News Archive

Expanse Supercomputer Helps Scientists Develop Promising Model for Studying Flexible Protein Structures

Published August 5, 2024

Transferable deep generative modeling of intrinsically disordered protein conformations

This generative model was created using the Expanse supercomputer via ACCESS allocations. Panels (A) and (B) illustrate the training process of the structural autoencoder model (SAM) while (C) shows how the model generates new samples, starting from random noise and mapping it to 3D structures. Credit: Michigan State University

By Zoey Lestyk and Kimberly Mann Bruch, SDSC Communications

Using U.S. National Science Foundation (NSF) ACCESS allocations on Expanse at the San Diego Supercomputer Center (SDSC) at UC San Diego, Michigan State University (MSU) researchers recently developed a new model to study flexible protein structures, known as intrinsically disordered proteins (IDPs). The new model might help researchers determine the three-dimensional structure of IDPs for clues about their functionality.

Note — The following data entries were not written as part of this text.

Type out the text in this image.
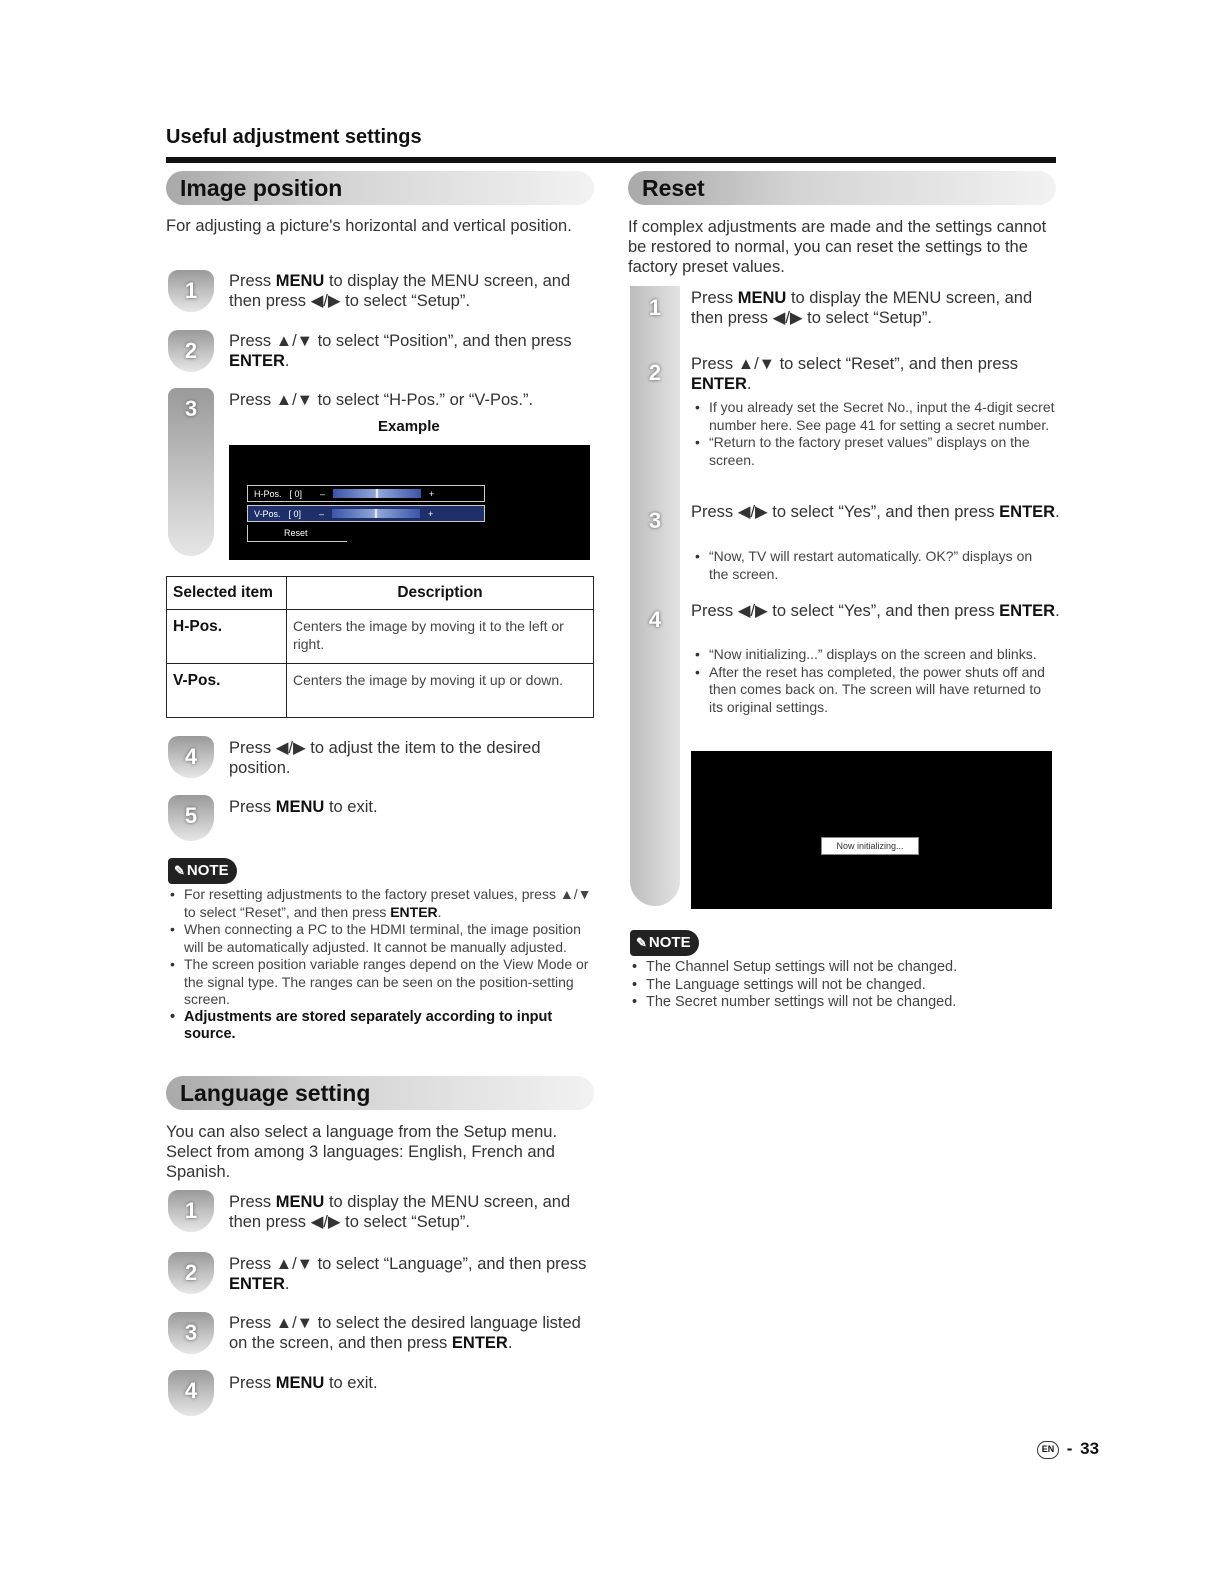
Useful adjustment settings
Image position
For adjusting a picture's horizontal and vertical position.
1 Press MENU to display the MENU screen, and then press ◀/▶ to select “Setup”.
2 Press ▲/▼ to select “Position”, and then press ENTER.
3 Press ▲/▼ to select “H-Pos.” or “V-Pos.”.
Example
H-Pos. [ 0] –	+
V-Pos. [ 0] –	+
Reset
Selected item	Description
H-Pos.	Centers the image by moving it to the left or right.
V-Pos.	Centers the image by moving it up or down.
4 Press ◀/▶ to adjust the item to the desired position.
5 Press MENU to exit.
✎ NOTE
• For resetting adjustments to the factory preset values, press ▲/▼ to select “Reset”, and then press ENTER.
• When connecting a PC to the HDMI terminal, the image position will be automatically adjusted. It cannot be manually adjusted.
• The screen position variable ranges depend on the View Mode or the signal type. The ranges can be seen on the position-setting screen.
• Adjustments are stored separately according to input source.
Language setting
You can also select a language from the Setup menu. Select from among 3 languages: English, French and Spanish.
1 Press MENU to display the MENU screen, and then press ◀/▶ to select “Setup”.
2 Press ▲/▼ to select “Language”, and then press ENTER.
3 Press ▲/▼ to select the desired language listed on the screen, and then press ENTER.
4 Press MENU to exit.
Reset
If complex adjustments are made and the settings cannot be restored to normal, you can reset the settings to the factory preset values.
1 Press MENU to display the MENU screen, and then press ◀/▶ to select “Setup”.
2 Press ▲/▼ to select “Reset”, and then press ENTER.
• If you already set the Secret No., input the 4-digit secret number here. See page 41 for setting a secret number.
• “Return to the factory preset values” displays on the screen.
3 Press ◀/▶ to select “Yes”, and then press ENTER.
• “Now, TV will restart automatically. OK?” displays on the screen.
4 Press ◀/▶ to select “Yes”, and then press ENTER.
• “Now initializing...” displays on the screen and blinks.
• After the reset has completed, the power shuts off and then comes back on. The screen will have returned to its original settings.
Now initializing...
✎ NOTE
• The Channel Setup settings will not be changed.
• The Language settings will not be changed.
• The Secret number settings will not be changed.
EN - 33
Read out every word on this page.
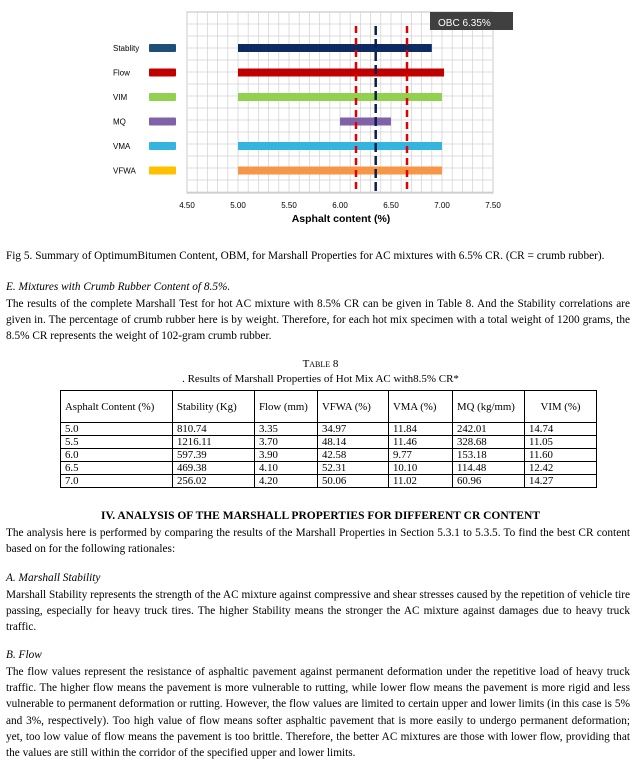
Stablity
Flow
VIM
MQ
VMA
VFWA
4.50	5.00	5.50	6.00	6.50	7.00	7.50
OBC 6.35%
Asphalt content (%)
Fig 5. Summary of OptimumBitumen Content, OBM, for Marshall Properties for AC mixtures with 6.5% CR. (CR = crumb rubber).
E. Mixtures with Crumb Rubber Content of 8.5%.
The results of the complete Marshall Test for hot AC mixture with 8.5% CR can be given in Table 8. And the Stability correlations are given in. The percentage of crumb rubber here is by weight. Therefore, for each hot mix specimen with a total weight of 1200 grams, the 8.5% CR represents the weight of 102-gram crumb rubber.
Table 8
. Results of Marshall Properties of Hot Mix AC with8.5% CR*
Asphalt Content (%)	Stability (Kg)	Flow (mm)	VFWA (%)	VMA (%)	MQ (kg/mm)	VIM (%)
5.0	810.74	3.35	34.97	11.84	242.01	14.74
5.5	1216.11	3.70	48.14	11.46	328.68	11.05
6.0	597.39	3.90	42.58	9.77	153.18	11.60
6.5	469.38	4.10	52.31	10.10	114.48	12.42
7.0	256.02	4.20	50.06	11.02	60.96	14.27
IV. ANALYSIS OF THE MARSHALL PROPERTIES FOR DIFFERENT CR CONTENT
The analysis here is performed by comparing the results of the Marshall Properties in Section 5.3.1 to 5.3.5. To find the best CR content based on for the following rationales:
A. Marshall Stability
Marshall Stability represents the strength of the AC mixture against compressive and shear stresses caused by the repetition of vehicle tire passing, especially for heavy truck tires. The higher Stability means the stronger the AC mixture against damages due to heavy truck traffic.
B. Flow
The flow values represent the resistance of asphaltic pavement against permanent deformation under the repetitive load of heavy truck traffic. The higher flow means the pavement is more vulnerable to rutting, while lower flow means the pavement is more rigid and less vulnerable to permanent deformation or rutting. However, the flow values are limited to certain upper and lower limits (in this case is 5% and 3%, respectively). Too high value of flow means softer asphaltic pavement that is more easily to undergo permanent deformation; yet, too low value of flow means the pavement is too brittle. Therefore, the better AC mixtures are those with lower flow, providing that the values are still within the corridor of the specified upper and lower limits.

The team published their findings in an article titled Transferable deep generative modeling of intrinsically disordered protein conformations in the PLOS Computation Biology journal. Giacomo Janson and Michael Feig specifically used a diffusion model – a type of machine learning method that can be trained to generate complex objects, such as three-dimensional structures of biomolecules, to conduct this work.

“Our approach called idpSAM (intrinsically disordered protein Structural Autoencoder generative Model) is a diffusion model, a type of deep generative model. These models allow us to generate diverse samples from complex probability distributions, such as the distribution of three-dimensional structures of proteins,” said Feig, who is a biochemistry professor at MSU. “It is really well suited to model the structural ensembles of dynamic proteins like IDPs, and our model is different from existing deep learning approaches that target protein dynamics.”

He said that in idpSAM, an autoencoder first learns a representation of protein geometry and a diffusion model is later trained to sample novel conformations from the encoded space. “This last step allowed us to maintain high computational efficiency,” Feig said, adding that  IdpSAM was trained on a large dataset of simulations of disordered protein regions performed with an implicit solvent model called ABSINTH.

“Even though intrinsically disordered proteins have very heterogenous structural ensembles, with idpSAM, a very large, diverse training set may provide enough information to learn general principles with a sufficiently deep network to reach transferability,” explained Janson, an MSU biochemistry research associate. “We believe that deep generative models, such as diffusion models, are a promising method to help us characterize the dynamic behavior of proteins.”

Janson said that current machine learning models used to elucidate three-dimensional ensembles of protein structures are often trained on traditional simulation approaches. However, generative machine learning frameworks using supercomputers like Expanse can be trained in principle to reproduce any target data – including experimental data – and are not limited by the specific functional forms or numerical algorithms that are commonly used in simulations.

“Our work on Expanse with our ACCESS allocations allowed us to collect lots of simulation data and to train large neural network models. This effort showed us how the combination of generative modeling and large training sets can aid us in understanding how dynamical proteins behave,” Janson said. “The finding opens up a whole new way for scientists to explore the complex world of protein dynamics thanks to ACCESS.”

Computational work on Expanse was funded by ACCESS (grant no. BIO230084).